It’s time to get better patient and economic outcomes from our investment in medical research

It’s time to get better patient and economic outcomes from our investment in medical research

13th July, 2012

Australia is among the top countries in the world in biomedical research, but we have a poor record of converting this research into patient and economic outcomes for the country.

Australia’s peak body for medical research institutes has made five key recommendations on ways to improve the return on the government’s investment in medical research and build the bridge between our research success and commercial success.

The recommendations are outlined in a report released by the Association of Australian Medical Research Institutes (AAMRI). The report, which looks at ways to improve the commercial translation of health and medical research, resulted from a roundtable of representatives from the research, commercialisation, venture capital and biotech sectors.

AAMRI President, Professor Julie Campbell, said it was time that Australia found better ways to capitalise on its strength in biomedical research for the benefit of the whole country.

“Australia produces 3% of the world’s medical research publications from just 1.1% of global expenditure. In stark contrast, we rank twentieth and account for less that 0.8% of the world’s triadic patents, a key international measure of commercialisation success”, Professor Campbell said.

“This represents hundreds to thousands of wasted inventions each year, and means as a nation we are missing out on the health and financial benefits of the government’s substantial investment in health and medical research.”

Commenting on AAMRI’s report, submitted to the Federal Government’s Strategic Review of Health and Medical Research, Professor Campbell said that Australia had a genuine opportunity to improve the commercial returns of its biomedical research.
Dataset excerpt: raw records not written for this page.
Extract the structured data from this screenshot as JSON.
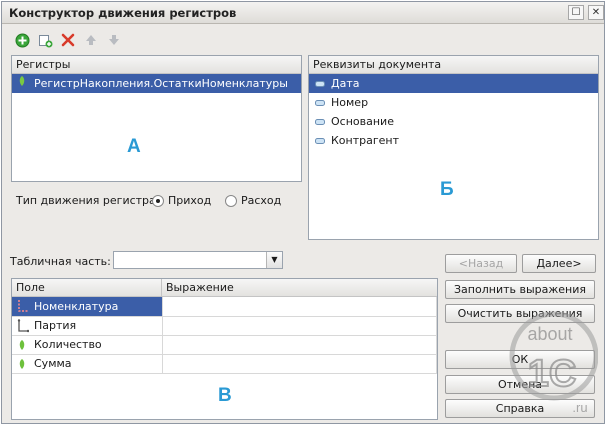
{
  "window": {
    "title": "Конструктор движения регистров"
  },
  "titlebar": {
    "maximize_glyph": "☐",
    "close_glyph": "✕"
  },
  "toolbar": {
    "add_icon": "add-green-icon",
    "copy_icon": "copy-add-icon",
    "delete_icon": "delete-red-icon",
    "up_icon": "arrow-up-icon",
    "down_icon": "arrow-down-icon"
  },
  "registers": {
    "header": "Регистры",
    "items": [
      {
        "label": "РегистрНакопления.ОстаткиНоменклатуры"
      }
    ]
  },
  "requisites": {
    "header": "Реквизиты документа",
    "items": [
      {
        "label": "Дата"
      },
      {
        "label": "Номер"
      },
      {
        "label": "Основание"
      },
      {
        "label": "Контрагент"
      }
    ]
  },
  "movement_type": {
    "label": "Тип движения регистра:",
    "options": [
      {
        "label": "Приход",
        "selected": true
      },
      {
        "label": "Расход",
        "selected": false
      }
    ]
  },
  "tabular_part": {
    "label": "Табличная часть:",
    "value": ""
  },
  "nav": {
    "back": "<Назад",
    "next": "Далее>"
  },
  "fields_table": {
    "col_field": "Поле",
    "col_expression": "Выражение",
    "rows": [
      {
        "field": "Номенклатура",
        "expression": ""
      },
      {
        "field": "Партия",
        "expression": ""
      },
      {
        "field": "Количество",
        "expression": ""
      },
      {
        "field": "Сумма",
        "expression": ""
      }
    ]
  },
  "actions": {
    "fill": "Заполнить выражения",
    "clear": "Очистить выражения",
    "ok": "ОК",
    "cancel": "Отмена",
    "help": "Справка"
  },
  "annotations": {
    "a": "А",
    "b": "Б",
    "c": "В"
  },
  "watermark": {
    "line1": "about",
    "line2": "1C",
    "line3": ".ru"
  },
  "colors": {
    "selection": "#3b5ea8",
    "annotation": "#2a9ad4",
    "add": "#3aa63a",
    "delete": "#d83a2a"
  }
}
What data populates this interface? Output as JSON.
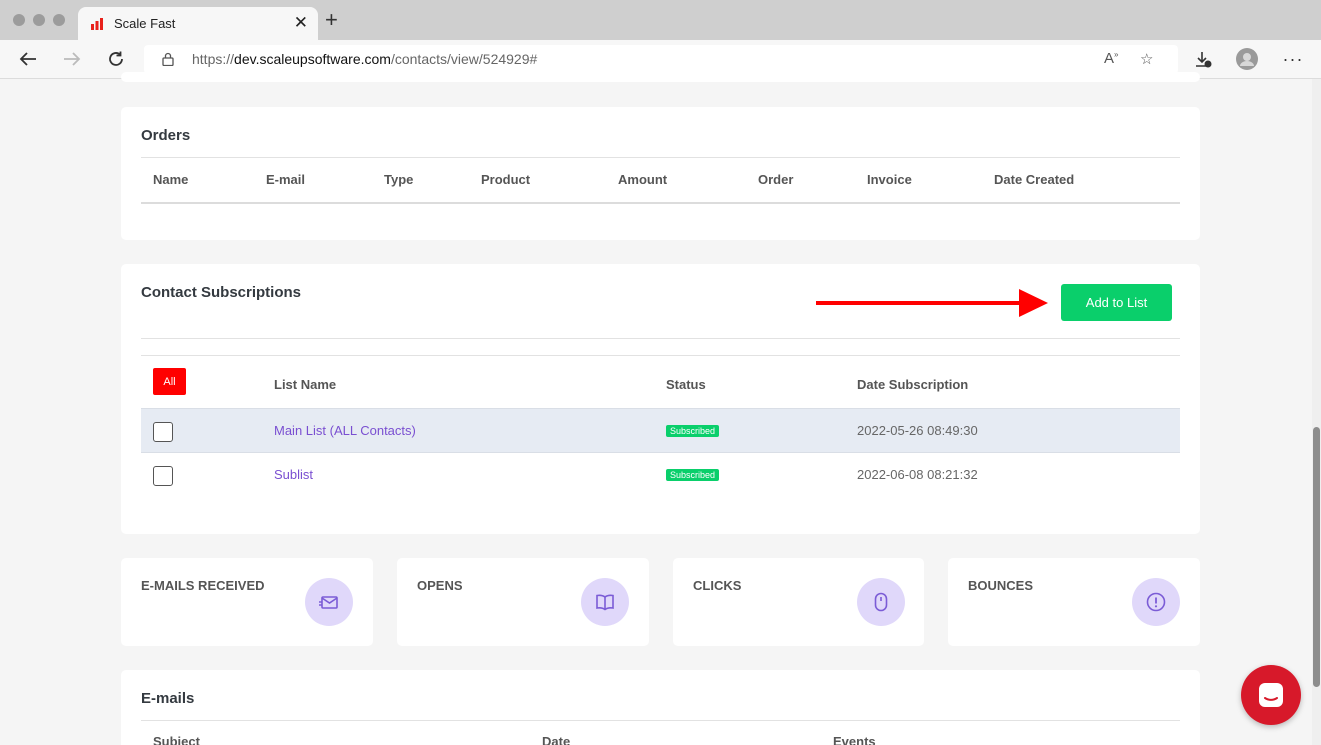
{
  "browser": {
    "tab_title": "Scale Fast",
    "url_prefix": "https://",
    "url_domain": "dev.scaleupsoftware.com",
    "url_path": "/contacts/view/524929#",
    "accent_color": "#e8211b"
  },
  "orders": {
    "title": "Orders",
    "columns": [
      "Name",
      "E-mail",
      "Type",
      "Product",
      "Amount",
      "Order",
      "Invoice",
      "Date Created"
    ]
  },
  "subscriptions": {
    "title": "Contact Subscriptions",
    "add_button": "Add to List",
    "all_button": "All",
    "columns": [
      "List Name",
      "Status",
      "Date Subscription"
    ],
    "rows": [
      {
        "list_name": "Main List (ALL Contacts)",
        "status": "Subscribed",
        "date": "2022-05-26 08:49:30"
      },
      {
        "list_name": "Sublist",
        "status": "Subscribed",
        "date": "2022-06-08 08:21:32"
      }
    ],
    "status_color": "#0acf6b"
  },
  "stats": [
    {
      "label": "E-MAILS RECEIVED",
      "icon": "envelope-icon"
    },
    {
      "label": "OPENS",
      "icon": "book-icon"
    },
    {
      "label": "CLICKS",
      "icon": "mouse-icon"
    },
    {
      "label": "BOUNCES",
      "icon": "alert-circle-icon"
    }
  ],
  "emails": {
    "title": "E-mails",
    "columns": [
      "Subject",
      "Date",
      "Events"
    ]
  }
}
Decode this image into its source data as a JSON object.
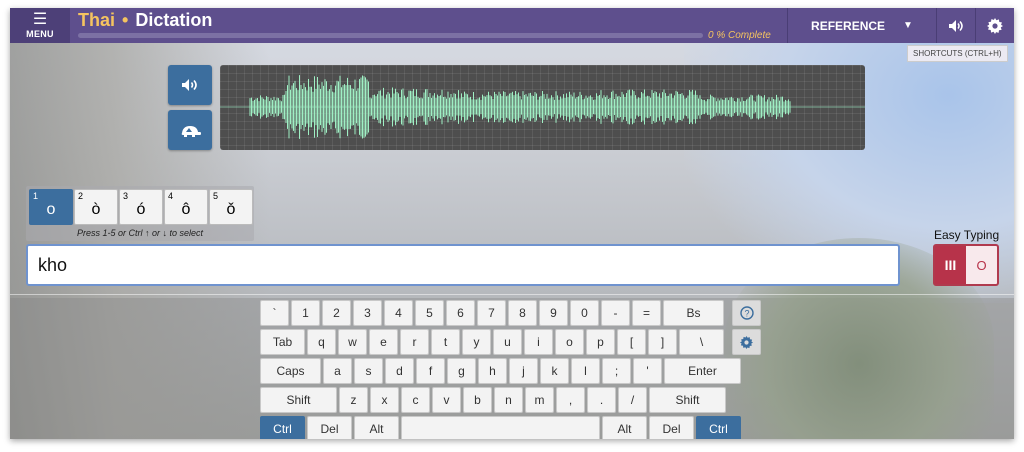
{
  "header": {
    "menu_label": "MENU",
    "language": "Thai",
    "separator": "•",
    "mode": "Dictation",
    "progress_text": "0 % Complete",
    "progress_fraction": 0.0,
    "reference_label": "REFERENCE",
    "shortcuts_tooltip": "SHORTCUTS (CTRL+H)",
    "icons": {
      "menu": "hamburger-icon",
      "reference_caret": "caret-down-icon",
      "volume": "volume-icon",
      "settings": "gear-icon"
    }
  },
  "audio": {
    "play_icon": "speaker-icon",
    "slow_icon": "turtle-icon",
    "waveform_color": "#9ff0c4"
  },
  "tones": {
    "options": [
      {
        "num": "1",
        "char": "o"
      },
      {
        "num": "2",
        "char": "ò"
      },
      {
        "num": "3",
        "char": "ó"
      },
      {
        "num": "4",
        "char": "ô"
      },
      {
        "num": "5",
        "char": "ǒ"
      }
    ],
    "selected_index": 0,
    "hint": "Press 1-5 or Ctrl ↑ or ↓ to select"
  },
  "answer": {
    "value": "kho"
  },
  "easy_typing": {
    "label": "Easy Typing",
    "on_glyph": "III",
    "off_glyph": "O",
    "state": "on"
  },
  "keyboard": {
    "row1": [
      "`",
      "1",
      "2",
      "3",
      "4",
      "5",
      "6",
      "7",
      "8",
      "9",
      "0",
      "-",
      "=",
      "Bs"
    ],
    "row2": [
      "Tab",
      "q",
      "w",
      "e",
      "r",
      "t",
      "y",
      "u",
      "i",
      "o",
      "p",
      "[",
      "]",
      "\\"
    ],
    "row3": [
      "Caps",
      "a",
      "s",
      "d",
      "f",
      "g",
      "h",
      "j",
      "k",
      "l",
      ";",
      "'",
      "Enter"
    ],
    "row4": [
      "Shift",
      "z",
      "x",
      "c",
      "v",
      "b",
      "n",
      "m",
      ",",
      ".",
      "/",
      "Shift"
    ],
    "row5": [
      "Ctrl",
      "Del",
      "Alt",
      "",
      "Alt",
      "Del",
      "Ctrl"
    ],
    "help_icon": "question-circle-icon",
    "settings_icon": "gear-icon"
  },
  "colors": {
    "header": "#5e4f8d",
    "accent": "#f5c460",
    "button": "#3c6e9e",
    "easy_typing": "#b7334a"
  }
}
“By better targeting government support programs and by facilitating, measuring and rewarding commercial success in the academic research environment, we can leverage commercial investment in medical research and make a real difference to patient outcomes and Australia’s biotech industry. That makes real sense for researchers, industry, government and the community.”

In its submission, Enhancing the commercialisation outcomes of health and medical research, AAMRI uncovers the barriers to commercialisation and proposes five key initiatives to put Australia on par with the best in the world:

  • Establish ‘proof-of-concept’ funds on up to ten health-research precincts
  • Consolidate and integrate the commercialisation expertise in Australia’s research institutions and hospitals into a small number of commercialisation arms
  • Create a further two seed funds based on the models of the Medical Research Commercialisation Fund and Uniseed
  • Include and comprehensively evaluate metrics of commercial success in all National Health and Medical Research Council (NHMRC) grant and fellowship schemes
  • Optimise regulation and government support programs.